Mary Vinney has about 600 head from her property between Prairie and Muttaburra, on Forest Den National Park near Aramac.

She says bringing the cattle home is not an option.

"It's far too dry, there's been no rain since they've been moved there," she says.

"It's just as dry as it can be."

The cattle will be kept in a nearby paddock and walked along the main road near the park until a decision on their future is determined.

"It's really stressful because you don't know where you're going and what you're doing," Ms Vinney says.

"But we were warned and rules are rules... the six months doesn't seem to stretch very long.

"We're fencing another part off on a neighbouring place for water so that we can put them in there for water, in the middle of the day it'll be too hot to do anything too much.

"The cows and calves will be too hot, so we've got to fence off an area there and try and get a few shady trees in the area so that they can rest in the heat of the day.

"They're walking them up and down outside that park area where there's a bit of grass along the fences... I think they're just feeding them out there until they get a definite plan which way to go and where to go."

AgForce cattle board president Howard Smith says other options to feed the stock are being considered.

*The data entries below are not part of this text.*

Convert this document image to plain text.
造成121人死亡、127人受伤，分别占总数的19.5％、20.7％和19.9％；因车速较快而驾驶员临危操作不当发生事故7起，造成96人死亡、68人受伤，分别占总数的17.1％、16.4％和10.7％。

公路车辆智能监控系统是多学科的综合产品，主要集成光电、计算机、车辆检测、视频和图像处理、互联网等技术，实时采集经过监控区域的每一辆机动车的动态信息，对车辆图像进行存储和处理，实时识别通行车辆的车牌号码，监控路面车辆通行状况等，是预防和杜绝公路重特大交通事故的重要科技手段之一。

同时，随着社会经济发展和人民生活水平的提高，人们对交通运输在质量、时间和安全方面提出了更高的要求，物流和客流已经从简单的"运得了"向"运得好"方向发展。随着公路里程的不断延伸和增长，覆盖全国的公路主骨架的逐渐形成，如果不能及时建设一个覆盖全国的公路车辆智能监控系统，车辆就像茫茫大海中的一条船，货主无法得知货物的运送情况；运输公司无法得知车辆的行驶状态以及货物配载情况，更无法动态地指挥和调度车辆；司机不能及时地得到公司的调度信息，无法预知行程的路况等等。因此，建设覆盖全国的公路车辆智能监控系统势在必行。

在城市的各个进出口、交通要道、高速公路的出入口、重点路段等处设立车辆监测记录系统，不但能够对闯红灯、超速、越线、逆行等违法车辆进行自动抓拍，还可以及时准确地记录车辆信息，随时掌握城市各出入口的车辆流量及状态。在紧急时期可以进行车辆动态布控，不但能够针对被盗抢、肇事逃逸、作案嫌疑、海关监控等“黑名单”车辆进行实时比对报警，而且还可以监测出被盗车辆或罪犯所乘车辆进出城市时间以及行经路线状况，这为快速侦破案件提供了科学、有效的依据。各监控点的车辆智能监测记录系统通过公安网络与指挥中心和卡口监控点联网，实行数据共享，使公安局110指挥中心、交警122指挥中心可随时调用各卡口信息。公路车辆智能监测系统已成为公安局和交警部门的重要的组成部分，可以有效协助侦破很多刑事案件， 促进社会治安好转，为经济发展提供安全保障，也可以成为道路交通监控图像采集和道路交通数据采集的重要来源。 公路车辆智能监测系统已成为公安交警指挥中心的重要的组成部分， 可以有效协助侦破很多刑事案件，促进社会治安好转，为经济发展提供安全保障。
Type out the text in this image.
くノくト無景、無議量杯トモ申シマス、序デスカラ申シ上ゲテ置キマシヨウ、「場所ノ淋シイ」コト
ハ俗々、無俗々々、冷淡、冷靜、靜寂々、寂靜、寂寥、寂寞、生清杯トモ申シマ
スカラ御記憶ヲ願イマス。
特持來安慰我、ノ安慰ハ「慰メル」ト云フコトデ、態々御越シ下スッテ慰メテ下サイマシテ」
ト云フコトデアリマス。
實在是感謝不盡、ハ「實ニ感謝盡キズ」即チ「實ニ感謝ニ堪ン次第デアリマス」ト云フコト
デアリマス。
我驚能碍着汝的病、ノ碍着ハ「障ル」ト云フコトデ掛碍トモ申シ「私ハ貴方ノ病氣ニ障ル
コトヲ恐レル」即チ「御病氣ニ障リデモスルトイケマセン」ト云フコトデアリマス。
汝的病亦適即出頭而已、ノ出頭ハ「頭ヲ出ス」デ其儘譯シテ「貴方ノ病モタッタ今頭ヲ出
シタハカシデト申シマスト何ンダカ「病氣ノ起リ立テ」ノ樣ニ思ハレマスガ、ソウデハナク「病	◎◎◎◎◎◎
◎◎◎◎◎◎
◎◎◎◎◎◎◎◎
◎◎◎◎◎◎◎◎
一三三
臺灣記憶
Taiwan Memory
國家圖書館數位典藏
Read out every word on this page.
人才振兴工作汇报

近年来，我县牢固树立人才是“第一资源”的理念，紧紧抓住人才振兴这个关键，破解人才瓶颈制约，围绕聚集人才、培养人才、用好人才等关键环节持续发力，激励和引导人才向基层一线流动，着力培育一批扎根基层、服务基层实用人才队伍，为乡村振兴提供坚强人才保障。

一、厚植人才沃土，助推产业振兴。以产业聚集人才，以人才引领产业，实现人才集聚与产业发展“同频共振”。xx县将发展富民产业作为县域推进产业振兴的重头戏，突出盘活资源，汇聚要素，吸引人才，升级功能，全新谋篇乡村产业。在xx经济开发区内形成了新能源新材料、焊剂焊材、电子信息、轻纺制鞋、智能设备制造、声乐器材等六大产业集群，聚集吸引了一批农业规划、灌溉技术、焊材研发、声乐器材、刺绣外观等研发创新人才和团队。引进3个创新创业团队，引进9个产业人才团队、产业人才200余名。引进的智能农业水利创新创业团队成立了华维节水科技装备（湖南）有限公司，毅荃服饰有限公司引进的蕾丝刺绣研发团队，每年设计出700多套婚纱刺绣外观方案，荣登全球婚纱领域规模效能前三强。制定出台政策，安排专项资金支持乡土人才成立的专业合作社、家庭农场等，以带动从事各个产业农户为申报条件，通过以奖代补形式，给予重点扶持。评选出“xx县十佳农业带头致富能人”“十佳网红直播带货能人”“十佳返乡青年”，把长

"It looks like we're going into another summer of dry period," he says.

"So it's fairly critical that there's some measures put in place to help some of these people try and manage the ongoing drought.

"I think hopefully they've looked at a case by case basis and put in some measures that can give these people some options.

"I do know that they have looked at putting cattle into some reserves and moving them from some of those northern national parks down to some of these southern reserves."

He says he'd like to see the national parks looked at again in the new year if the drought continues.

"Depending on the condition of those reserves and parks, whether there is a possibility they could be looked at again as a measure to mitigate the drought," Mr Smith says.

"The thing that is positive is the re-emergence of the live export and some fairly good money there.

"The trouble is a lot of these situations that these cattle aren't suitable for those markets."

A spokesperson from the Queensland Parks and Wildlife service says no extensions have been granted.

But new born calves and their mothers, and pregnant cows, won't be moved until it's safe to do so.

The spokesperson says QPWS staff have been working with graziers for the last three weeks, assisting with mustering, removal and transport of cattle from the national parks.

Graziers have 60 days to remove any of their temporary fences, troughs, pipes and other infrastructure.